Fabian Muir challenges common depictions of North Korea by photographing the daily life of its citizens
“I’m interested in the dynamics between power and ordinary people,” says Fabian Muir. “Especially in nations and societies that operate outside of Western norms.” Muir has travelled to North Korea on five occasions, each time conducting a photographic survey of everyday life in the country. His work interrogates Western perspectives of North Korea, which are often focused on the stark differences that autocracy bestows on the people living there. “Ordinary people in such countries invariably demonstrate the same positive human traits one can find all over the world,” explains Muir. “I try to bring these out where possible.”

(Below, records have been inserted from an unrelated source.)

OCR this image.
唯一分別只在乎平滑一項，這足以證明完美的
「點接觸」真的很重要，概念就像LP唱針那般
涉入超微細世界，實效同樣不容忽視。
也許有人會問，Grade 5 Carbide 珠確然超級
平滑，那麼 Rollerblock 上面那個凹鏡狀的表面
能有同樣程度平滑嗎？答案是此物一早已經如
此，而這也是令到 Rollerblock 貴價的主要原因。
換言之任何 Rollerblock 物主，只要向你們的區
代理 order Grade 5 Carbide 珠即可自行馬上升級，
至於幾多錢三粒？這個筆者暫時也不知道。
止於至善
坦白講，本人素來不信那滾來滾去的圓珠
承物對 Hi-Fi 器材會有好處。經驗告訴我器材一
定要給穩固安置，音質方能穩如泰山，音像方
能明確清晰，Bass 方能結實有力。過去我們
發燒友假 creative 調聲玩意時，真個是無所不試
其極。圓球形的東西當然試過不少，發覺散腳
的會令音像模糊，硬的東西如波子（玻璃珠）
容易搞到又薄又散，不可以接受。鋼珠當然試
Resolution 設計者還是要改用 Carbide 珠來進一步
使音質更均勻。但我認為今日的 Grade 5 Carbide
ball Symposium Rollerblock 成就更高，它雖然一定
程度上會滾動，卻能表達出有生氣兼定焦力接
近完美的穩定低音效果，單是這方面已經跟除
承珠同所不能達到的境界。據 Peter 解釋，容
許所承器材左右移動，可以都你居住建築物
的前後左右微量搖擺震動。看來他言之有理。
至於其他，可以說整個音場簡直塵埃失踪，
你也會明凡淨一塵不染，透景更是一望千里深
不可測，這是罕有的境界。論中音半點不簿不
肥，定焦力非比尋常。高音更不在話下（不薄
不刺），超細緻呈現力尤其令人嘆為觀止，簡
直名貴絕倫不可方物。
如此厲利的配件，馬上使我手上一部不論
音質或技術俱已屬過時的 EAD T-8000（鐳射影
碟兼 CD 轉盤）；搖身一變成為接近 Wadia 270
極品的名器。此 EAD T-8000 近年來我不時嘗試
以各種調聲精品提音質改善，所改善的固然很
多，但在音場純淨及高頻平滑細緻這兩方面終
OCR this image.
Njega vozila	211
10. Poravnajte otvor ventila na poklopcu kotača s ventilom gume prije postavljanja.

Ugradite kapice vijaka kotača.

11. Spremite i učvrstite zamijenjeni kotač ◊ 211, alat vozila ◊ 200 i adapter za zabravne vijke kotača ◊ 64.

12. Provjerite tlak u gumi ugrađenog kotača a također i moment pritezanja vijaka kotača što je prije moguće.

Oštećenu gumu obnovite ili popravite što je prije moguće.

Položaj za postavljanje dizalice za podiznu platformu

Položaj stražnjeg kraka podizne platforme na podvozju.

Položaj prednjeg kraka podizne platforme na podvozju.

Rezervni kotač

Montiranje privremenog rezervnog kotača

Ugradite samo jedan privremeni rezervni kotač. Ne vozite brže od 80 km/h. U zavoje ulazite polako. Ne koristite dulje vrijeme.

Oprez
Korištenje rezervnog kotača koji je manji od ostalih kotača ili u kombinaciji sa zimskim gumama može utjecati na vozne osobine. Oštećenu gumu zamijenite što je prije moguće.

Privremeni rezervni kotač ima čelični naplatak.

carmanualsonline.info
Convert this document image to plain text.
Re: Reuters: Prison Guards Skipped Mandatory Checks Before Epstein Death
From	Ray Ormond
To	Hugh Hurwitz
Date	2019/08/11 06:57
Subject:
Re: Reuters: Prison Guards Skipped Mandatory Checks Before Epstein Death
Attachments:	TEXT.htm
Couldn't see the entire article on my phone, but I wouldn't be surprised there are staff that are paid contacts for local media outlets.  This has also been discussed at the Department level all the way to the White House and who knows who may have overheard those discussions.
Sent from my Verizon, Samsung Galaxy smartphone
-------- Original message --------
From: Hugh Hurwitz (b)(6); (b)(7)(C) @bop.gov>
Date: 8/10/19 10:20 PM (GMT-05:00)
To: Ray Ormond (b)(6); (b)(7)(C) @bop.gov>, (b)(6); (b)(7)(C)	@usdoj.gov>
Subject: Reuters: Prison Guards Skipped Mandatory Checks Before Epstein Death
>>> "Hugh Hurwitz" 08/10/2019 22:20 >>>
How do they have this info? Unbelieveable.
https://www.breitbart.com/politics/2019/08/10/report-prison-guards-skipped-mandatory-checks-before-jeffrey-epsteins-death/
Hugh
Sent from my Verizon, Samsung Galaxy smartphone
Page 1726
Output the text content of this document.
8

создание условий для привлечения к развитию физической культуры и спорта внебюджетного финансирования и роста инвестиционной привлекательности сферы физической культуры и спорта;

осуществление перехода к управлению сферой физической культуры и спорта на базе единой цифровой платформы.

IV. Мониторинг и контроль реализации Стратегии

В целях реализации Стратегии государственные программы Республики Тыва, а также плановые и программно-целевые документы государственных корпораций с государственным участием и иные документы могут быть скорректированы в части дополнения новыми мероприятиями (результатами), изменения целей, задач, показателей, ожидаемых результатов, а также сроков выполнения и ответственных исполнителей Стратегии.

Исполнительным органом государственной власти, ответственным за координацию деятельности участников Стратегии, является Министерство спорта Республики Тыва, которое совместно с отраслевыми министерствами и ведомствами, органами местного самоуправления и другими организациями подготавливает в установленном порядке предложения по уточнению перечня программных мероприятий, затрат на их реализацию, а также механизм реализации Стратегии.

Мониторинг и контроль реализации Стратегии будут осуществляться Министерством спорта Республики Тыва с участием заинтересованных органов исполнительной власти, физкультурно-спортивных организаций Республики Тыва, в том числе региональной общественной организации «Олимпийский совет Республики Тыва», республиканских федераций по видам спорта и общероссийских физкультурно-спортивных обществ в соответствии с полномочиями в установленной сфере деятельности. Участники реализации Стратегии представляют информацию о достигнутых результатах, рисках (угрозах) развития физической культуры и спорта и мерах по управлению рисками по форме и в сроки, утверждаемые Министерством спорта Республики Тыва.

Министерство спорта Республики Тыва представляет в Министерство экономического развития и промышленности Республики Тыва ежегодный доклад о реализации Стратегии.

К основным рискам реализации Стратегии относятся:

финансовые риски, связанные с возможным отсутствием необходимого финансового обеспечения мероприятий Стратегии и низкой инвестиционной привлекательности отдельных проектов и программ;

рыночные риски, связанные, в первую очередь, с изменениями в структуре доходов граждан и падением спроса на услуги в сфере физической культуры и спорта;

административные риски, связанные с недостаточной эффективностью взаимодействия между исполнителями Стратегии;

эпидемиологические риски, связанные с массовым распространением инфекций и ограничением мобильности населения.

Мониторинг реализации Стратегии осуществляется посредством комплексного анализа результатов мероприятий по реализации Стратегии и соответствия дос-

Muir’s winning Portrait of Humanity image was taken in an orphanage in Nampo, a port town on the west coast of North Korea. He notes that when he first entered the orphanage, the children had been running around, playing. “They were given some kind of cue by a teacher to arrange themselves beneath the leaders’ portraits,” he says. “The idea had been for a more posed portrait with the children looking into the lens, but instead I was struck by how each child appeared to be in a world of his or her own.”
Shooting in North Korea proved to be a challenge because, like the portrait he shot in Nampo, many of the scenarios Muir witnessed were pre-planned. Everyone who visits North Korea is assigned two government guides who accompany them the entire time, keeping a schedule and “controlling where you go and what you see,” explains Muir. “It requires a huge adjustment to one’s method.”